There should be no reason to stop or cancel an aio read or write request just because you need to make another read or write. If that were the case, that would defeat the whole point of asynchronous reading and writing since it's main purpose is to allow you to setup a reading or writing operation, and then move on. Since multiple requests can be queued, it would be much better to setup a couple of asynchronous reader/writer pools where you can grab a set of pre-initialized aiocb structures from an "available" pool that have been setup for asynchronous operations whenever you need them, and then return them to another "finished" pool when they're done and you can access the buffers they point to. While they're in the middle of an asynchronous read or write, they would be in a "busy" pool and wouldn't be touched. That way you won't have to keep creating aiocb structures on the heap dynamically every time you need to make a read or write operation, although that's okay to-do ... it's just not very efficient if you never plan on going over a certain limit, or plan to have only a certain number of "in-flight" requests.

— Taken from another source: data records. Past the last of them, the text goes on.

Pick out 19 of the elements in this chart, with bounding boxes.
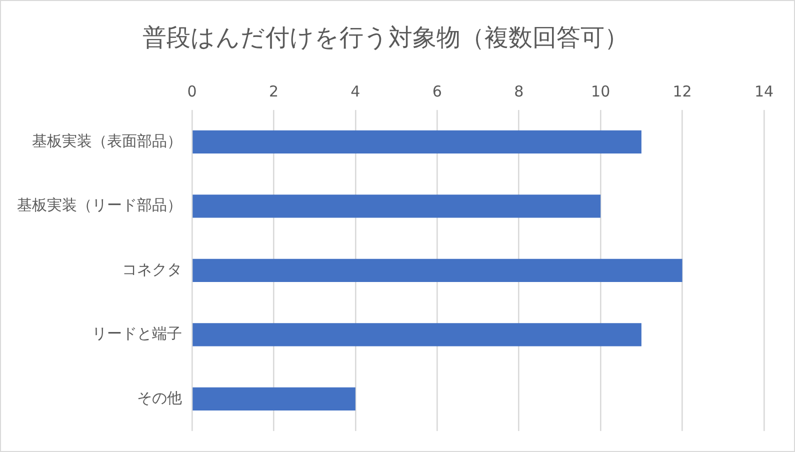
x-tick-label: 0 <box>187 82 197 101</box>
x-tick-label: 14 <box>754 82 774 101</box>
bar <box>192 387 356 410</box>
y-tick-label: 基板実装（リード部品） <box>17 196 182 214</box>
x-tick-label: 4 <box>350 82 360 101</box>
y-tick-label: その他 <box>137 388 182 407</box>
bar <box>192 194 601 218</box>
x-tick-label: 12 <box>672 82 692 101</box>
y-tick-label: リードと端子 <box>92 324 182 343</box>
x-tick-label: 6 <box>432 82 442 101</box>
x-tick-label: 10 <box>591 82 610 101</box>
bar <box>192 130 642 154</box>
y-tick-label: コネクタ <box>122 260 182 278</box>
chart-title: 普段はんだ付けを行う対象物（複数回答可） <box>142 24 628 52</box>
x-tick-label: 2 <box>268 82 278 101</box>
x-tick-label: 8 <box>514 82 524 101</box>
bar <box>192 323 642 346</box>
bar <box>192 258 682 282</box>
y-tick-label: 基板実装（表面部品） <box>32 132 182 150</box>
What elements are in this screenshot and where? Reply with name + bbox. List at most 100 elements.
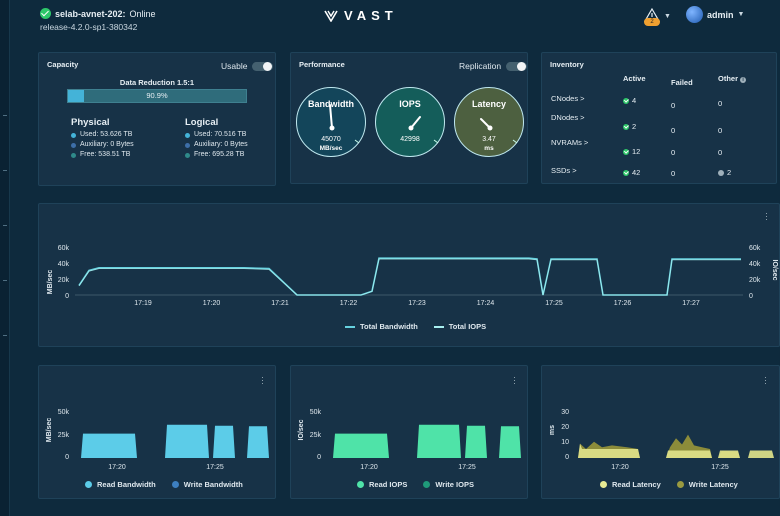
x-tick: 17:26	[614, 300, 632, 307]
logo-text: VAST	[344, 8, 398, 23]
legend-item-total-iops[interactable]: Total IOPS	[433, 322, 487, 331]
y-axis-right-ticks: 60k 40k 20k 0	[749, 245, 761, 300]
cluster-name: selab-avnet-202:	[55, 8, 126, 19]
bandwidth-chart-panel: · · · MB/sec 50k 25k 0 17:20 17:25 Read Ba…	[38, 365, 276, 499]
legend-item-total-bandwidth[interactable]: Total Bandwidth	[345, 322, 418, 331]
replication-toggle[interactable]	[506, 61, 528, 71]
logical-free-row: Free: 695.28 TB	[185, 150, 248, 160]
replication-label: Replication	[459, 61, 502, 71]
logical-auxiliary: Auxiliary: 0 Bytes	[194, 141, 248, 148]
main-chart-legend: Total Bandwidth Total IOPS	[345, 322, 486, 331]
iops-gauge[interactable]: IOPS 42998	[375, 87, 445, 157]
physical-aux-row: Auxiliary: 0 Bytes	[71, 140, 134, 150]
iops-chart-panel: · · · IO/sec 50k 25k 0 17:20 17:25 Read IO…	[290, 365, 528, 499]
nvrams-active-value: 12	[632, 147, 641, 156]
legend-label: Total IOPS	[448, 322, 487, 331]
legend-item-read-latency[interactable]: Read Latency	[600, 480, 661, 489]
capacity-panel: Capacity Usable Data Reduction 1.5:1 90.…	[38, 52, 276, 186]
y-tick: 0	[65, 454, 69, 461]
nvrams-active: 12	[623, 147, 640, 156]
logical-title: Logical	[185, 117, 219, 128]
capacity-bar-fill	[68, 90, 85, 102]
physical-title: Physical	[71, 117, 110, 128]
logical-capacity: Logical Used: 70.516 TB Auxiliary: 0 Byt…	[185, 117, 248, 160]
performance-title: Performance	[299, 60, 345, 69]
legend-label: Total Bandwidth	[360, 322, 418, 331]
bandwidth-gauge[interactable]: Bandwidth 45070 MB/sec	[296, 87, 366, 157]
y-axis-label: IO/sec	[298, 419, 305, 440]
cnodes-failed: 0	[671, 101, 676, 110]
legend-item-read-iops[interactable]: Read IOPS	[357, 480, 407, 489]
read-iops-area	[333, 424, 521, 458]
ssds-other-value: 2	[727, 168, 732, 177]
y-axis-left-label: MB/sec	[47, 270, 54, 295]
y-axis-left-ticks: 60k 40k 20k 0	[58, 245, 70, 300]
check-icon	[623, 97, 629, 104]
more-options-icon[interactable]: · · ·	[764, 372, 767, 388]
read-bandwidth-area	[81, 424, 269, 458]
legend-item-write-iops[interactable]: Write IOPS	[423, 480, 474, 489]
inventory-row-dnodes[interactable]: DNodes >	[551, 113, 585, 122]
y-tick: 0	[565, 454, 569, 461]
x-axis-ticks: 17:19 17:20 17:21 17:22 17:23 17:24 17:25 17:26…	[134, 300, 700, 307]
legend-swatch	[345, 325, 355, 328]
nvrams-failed: 0	[671, 148, 676, 157]
gauge-needle	[480, 118, 518, 144]
gauge-label: IOPS	[399, 99, 421, 109]
iops-chart: IO/sec 50k 25k 0 17:20 17:25	[298, 409, 521, 471]
total-bandwidth-line	[78, 257, 741, 296]
top-bar: selab-avnet-202: Online release-4.2.0-sp…	[36, 4, 772, 40]
bandwidth-chart: MB/sec 50k 25k 0 17:20 17:25	[46, 409, 269, 471]
auxiliary-dot	[71, 142, 76, 148]
latency-chart-panel: · · · ms 30 20 10 0 17:20 17:25 Read Laten…	[541, 365, 780, 499]
nav-marker	[3, 170, 7, 171]
inventory-row-nvrams[interactable]: NVRAMs >	[551, 138, 589, 147]
inventory-row-cnodes[interactable]: CNodes >	[551, 94, 585, 103]
release-version: release-4.2.0-sp1-380342	[40, 22, 138, 32]
chevron-down-icon: ▼	[664, 13, 671, 20]
y-tick: 10	[561, 439, 569, 446]
dnodes-active-value: 2	[632, 122, 637, 131]
inventory-row-ssds[interactable]: SSDs >	[551, 166, 577, 175]
ssds-other: 2	[718, 168, 731, 177]
logical-used-row: Used: 70.516 TB	[185, 130, 248, 140]
x-tick: 17:25	[711, 464, 729, 471]
x-tick: 17:19	[134, 300, 152, 307]
y-tick: 60k	[58, 245, 70, 252]
bandwidth-chart-legend: Read Bandwidth Write Bandwidth	[85, 480, 243, 489]
legend-label: Write Bandwidth	[183, 480, 243, 489]
total-iops-line	[78, 258, 741, 296]
y-tick: 0	[317, 454, 321, 461]
y-tick: 40k	[58, 261, 70, 268]
physical-capacity: Physical Used: 53.626 TB Auxiliary: 0 By…	[71, 117, 134, 160]
gauge-unit: MB/sec	[319, 145, 343, 152]
free-dot	[185, 152, 190, 158]
legend-item-read-bandwidth[interactable]: Read Bandwidth	[85, 480, 156, 489]
check-icon	[623, 169, 629, 176]
alerts-count-badge: 2	[644, 18, 660, 26]
physical-free: Free: 538.51 TB	[80, 151, 131, 158]
read-latency-area	[578, 443, 774, 458]
gauge-unit: ms	[484, 145, 494, 152]
more-options-icon[interactable]: · · ·	[261, 372, 264, 388]
more-options-icon[interactable]: · · ·	[765, 208, 768, 224]
legend-item-write-bandwidth[interactable]: Write Bandwidth	[171, 480, 243, 489]
data-reduction-label: Data Reduction 1.5:1	[119, 78, 195, 87]
x-tick: 17:20	[611, 464, 629, 471]
iops-chart-legend: Read IOPS Write IOPS	[357, 480, 474, 489]
cnodes-active-value: 4	[632, 96, 637, 105]
legend-item-write-latency[interactable]: Write Latency	[676, 480, 738, 489]
col-other-label: Other	[718, 74, 739, 83]
legend-label: Write Latency	[688, 480, 738, 489]
info-icon[interactable]: i	[740, 77, 747, 83]
latency-gauge[interactable]: Latency 3.47 ms	[454, 87, 524, 157]
more-options-icon[interactable]: · · ·	[513, 372, 516, 388]
legend-swatch	[676, 481, 684, 488]
usable-label: Usable	[221, 61, 248, 71]
usable-toggle[interactable]	[252, 61, 274, 71]
y-tick: 20k	[749, 277, 761, 284]
y-tick: 20	[561, 424, 569, 431]
alerts-button[interactable]: 2 ▼	[643, 7, 671, 26]
user-menu[interactable]: admin ▼	[686, 6, 744, 23]
left-nav-strip[interactable]	[0, 0, 10, 516]
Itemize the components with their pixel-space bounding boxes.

BTW, keep in mind with a couple different in-flight asynchronous requests that your asychronous read/write handler can actually be interrupted by another read/write event. So you really don't want to be doing a whole-lot with your handler. In the above scenario I described, your handler would basically move the aiocb struct that triggered the signal handler from one of the pools to the next in the listed "available"->"busy"->"finished" stages. Your main code, after reading from the buffer pointed to by the aiocb structures in the "finished" pool would then move the structure back to the "available" pool.